Casi llora un día cuando su hijo llegó y a boca de jarro le dijo que trabajaría un tiempo de taxista. El muchacho, al notar el sufrimiento de su padre, le dijo que sería algo temporal, solo mientras encontraba un trabajo acorde a lo que había estudiado.

Cuando egresó de la universidad su otro hijo, el mayor aún seguía encadenado a un volante. Era un ruletero ilustrado que cada que veía que subía un pasaje con fachas de ser algo importante en esta vida, se esmeraba en darle un buen servicio para luego decirle que andaba en busca de un trabajo, que era abogado y que si podía ayudarlo que lo hiciera, que se lo agradecería eternamente.

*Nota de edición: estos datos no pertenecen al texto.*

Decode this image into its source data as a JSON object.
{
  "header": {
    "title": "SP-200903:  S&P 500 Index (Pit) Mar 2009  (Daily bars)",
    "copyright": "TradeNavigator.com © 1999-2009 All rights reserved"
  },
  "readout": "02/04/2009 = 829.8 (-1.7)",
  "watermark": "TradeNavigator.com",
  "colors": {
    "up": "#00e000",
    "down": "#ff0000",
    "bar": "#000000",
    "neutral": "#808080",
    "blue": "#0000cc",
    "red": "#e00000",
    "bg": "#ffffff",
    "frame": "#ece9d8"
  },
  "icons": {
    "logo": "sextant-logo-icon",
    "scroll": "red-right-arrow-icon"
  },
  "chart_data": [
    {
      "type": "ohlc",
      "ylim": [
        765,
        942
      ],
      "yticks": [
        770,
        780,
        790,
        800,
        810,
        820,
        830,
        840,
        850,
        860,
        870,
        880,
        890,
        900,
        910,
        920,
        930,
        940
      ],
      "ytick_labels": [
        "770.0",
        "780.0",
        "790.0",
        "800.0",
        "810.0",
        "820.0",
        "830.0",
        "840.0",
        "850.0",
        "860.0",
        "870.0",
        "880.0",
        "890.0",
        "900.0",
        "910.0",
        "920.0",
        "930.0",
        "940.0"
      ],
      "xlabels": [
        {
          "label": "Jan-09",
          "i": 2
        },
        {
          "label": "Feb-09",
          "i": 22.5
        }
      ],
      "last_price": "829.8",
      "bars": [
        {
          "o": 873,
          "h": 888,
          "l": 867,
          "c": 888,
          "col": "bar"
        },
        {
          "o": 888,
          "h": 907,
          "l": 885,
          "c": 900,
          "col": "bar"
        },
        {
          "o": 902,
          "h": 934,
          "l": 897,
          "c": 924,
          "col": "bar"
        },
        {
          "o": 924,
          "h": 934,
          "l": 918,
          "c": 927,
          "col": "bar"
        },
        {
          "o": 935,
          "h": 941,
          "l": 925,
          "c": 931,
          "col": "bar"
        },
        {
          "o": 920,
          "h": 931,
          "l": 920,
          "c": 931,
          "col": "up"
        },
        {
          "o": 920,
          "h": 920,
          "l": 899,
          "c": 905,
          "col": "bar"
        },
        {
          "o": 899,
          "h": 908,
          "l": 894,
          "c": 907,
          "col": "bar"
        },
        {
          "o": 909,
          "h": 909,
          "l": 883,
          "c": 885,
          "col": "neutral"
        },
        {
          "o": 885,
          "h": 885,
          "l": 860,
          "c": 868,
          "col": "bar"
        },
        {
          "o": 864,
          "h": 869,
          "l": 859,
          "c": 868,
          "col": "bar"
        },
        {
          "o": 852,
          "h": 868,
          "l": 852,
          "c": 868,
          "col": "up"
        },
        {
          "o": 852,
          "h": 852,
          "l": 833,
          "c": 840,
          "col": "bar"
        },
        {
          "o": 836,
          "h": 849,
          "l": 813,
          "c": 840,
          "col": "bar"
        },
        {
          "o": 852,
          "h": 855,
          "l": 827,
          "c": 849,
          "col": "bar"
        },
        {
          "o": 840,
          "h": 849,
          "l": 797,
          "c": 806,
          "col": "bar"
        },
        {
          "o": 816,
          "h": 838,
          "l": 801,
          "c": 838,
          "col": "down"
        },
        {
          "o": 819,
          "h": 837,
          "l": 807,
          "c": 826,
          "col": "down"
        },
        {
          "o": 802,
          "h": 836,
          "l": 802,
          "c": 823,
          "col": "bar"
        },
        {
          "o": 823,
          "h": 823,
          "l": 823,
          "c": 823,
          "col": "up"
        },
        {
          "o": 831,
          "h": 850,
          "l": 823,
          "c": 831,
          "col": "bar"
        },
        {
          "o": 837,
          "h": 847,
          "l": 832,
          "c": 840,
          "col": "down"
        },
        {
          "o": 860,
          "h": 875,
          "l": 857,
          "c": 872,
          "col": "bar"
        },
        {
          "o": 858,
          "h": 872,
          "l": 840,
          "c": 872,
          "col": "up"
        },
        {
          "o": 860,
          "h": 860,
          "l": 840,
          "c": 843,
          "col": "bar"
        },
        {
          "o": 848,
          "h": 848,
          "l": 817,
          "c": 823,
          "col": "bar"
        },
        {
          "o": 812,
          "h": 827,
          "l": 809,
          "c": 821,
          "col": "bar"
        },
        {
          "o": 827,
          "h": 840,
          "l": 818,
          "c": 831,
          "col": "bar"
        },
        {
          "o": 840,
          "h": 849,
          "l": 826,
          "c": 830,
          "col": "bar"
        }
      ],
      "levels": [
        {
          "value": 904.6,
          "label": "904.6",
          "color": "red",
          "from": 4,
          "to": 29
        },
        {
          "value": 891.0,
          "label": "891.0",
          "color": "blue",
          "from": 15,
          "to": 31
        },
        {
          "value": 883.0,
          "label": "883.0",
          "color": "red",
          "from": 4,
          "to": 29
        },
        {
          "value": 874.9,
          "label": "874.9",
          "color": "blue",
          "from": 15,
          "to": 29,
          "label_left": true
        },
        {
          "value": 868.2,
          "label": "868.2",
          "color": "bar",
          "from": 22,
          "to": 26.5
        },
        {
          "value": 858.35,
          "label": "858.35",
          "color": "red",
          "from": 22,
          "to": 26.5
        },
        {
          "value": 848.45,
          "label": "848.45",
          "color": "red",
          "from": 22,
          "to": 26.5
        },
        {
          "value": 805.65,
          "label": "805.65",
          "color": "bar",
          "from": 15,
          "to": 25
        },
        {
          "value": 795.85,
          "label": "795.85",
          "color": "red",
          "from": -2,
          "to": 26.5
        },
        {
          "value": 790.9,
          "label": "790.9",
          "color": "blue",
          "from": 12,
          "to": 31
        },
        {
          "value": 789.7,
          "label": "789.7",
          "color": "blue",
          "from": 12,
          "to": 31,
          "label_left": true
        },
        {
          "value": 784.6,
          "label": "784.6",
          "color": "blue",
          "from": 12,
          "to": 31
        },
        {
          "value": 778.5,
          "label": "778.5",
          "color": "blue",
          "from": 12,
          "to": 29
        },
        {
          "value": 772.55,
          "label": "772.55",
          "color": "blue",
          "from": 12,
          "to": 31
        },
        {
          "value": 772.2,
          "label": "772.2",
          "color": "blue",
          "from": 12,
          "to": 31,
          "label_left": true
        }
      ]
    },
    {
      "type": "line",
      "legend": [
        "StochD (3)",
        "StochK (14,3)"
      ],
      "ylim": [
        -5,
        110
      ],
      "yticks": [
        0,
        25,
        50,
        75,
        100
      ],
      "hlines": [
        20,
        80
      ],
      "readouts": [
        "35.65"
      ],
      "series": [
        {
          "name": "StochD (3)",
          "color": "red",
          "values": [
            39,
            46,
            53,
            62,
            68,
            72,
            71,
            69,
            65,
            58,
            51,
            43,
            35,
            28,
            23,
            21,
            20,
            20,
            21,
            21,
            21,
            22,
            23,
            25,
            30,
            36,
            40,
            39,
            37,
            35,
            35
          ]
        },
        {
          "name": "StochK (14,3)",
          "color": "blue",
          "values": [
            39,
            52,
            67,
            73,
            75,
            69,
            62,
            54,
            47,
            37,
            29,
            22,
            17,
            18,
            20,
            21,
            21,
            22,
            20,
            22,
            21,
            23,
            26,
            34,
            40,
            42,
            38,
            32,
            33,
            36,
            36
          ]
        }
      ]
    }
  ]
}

Hoy, ambos jóvenes siguen en el limbo. Todos los días se levantan suspirando por hallar el trabajo que les permita tener solvencia en sus bolsillos.

Eugenio pone de su parte. Todos los días lee con avidez los avisos económicos del periódico que compra día a día. Para su desgracia, en vez de hallar alguna oferta de empleo ad hoc para la carrera que estudiaron sus hijos -su orgullo en su tiempo ya que siempre sacaron buenas calificaciones-, lo que ve es la noticia de que un nuevo junior ocupa una posición de importancia en el andamiaje laboral del gobierno sancaralampiño.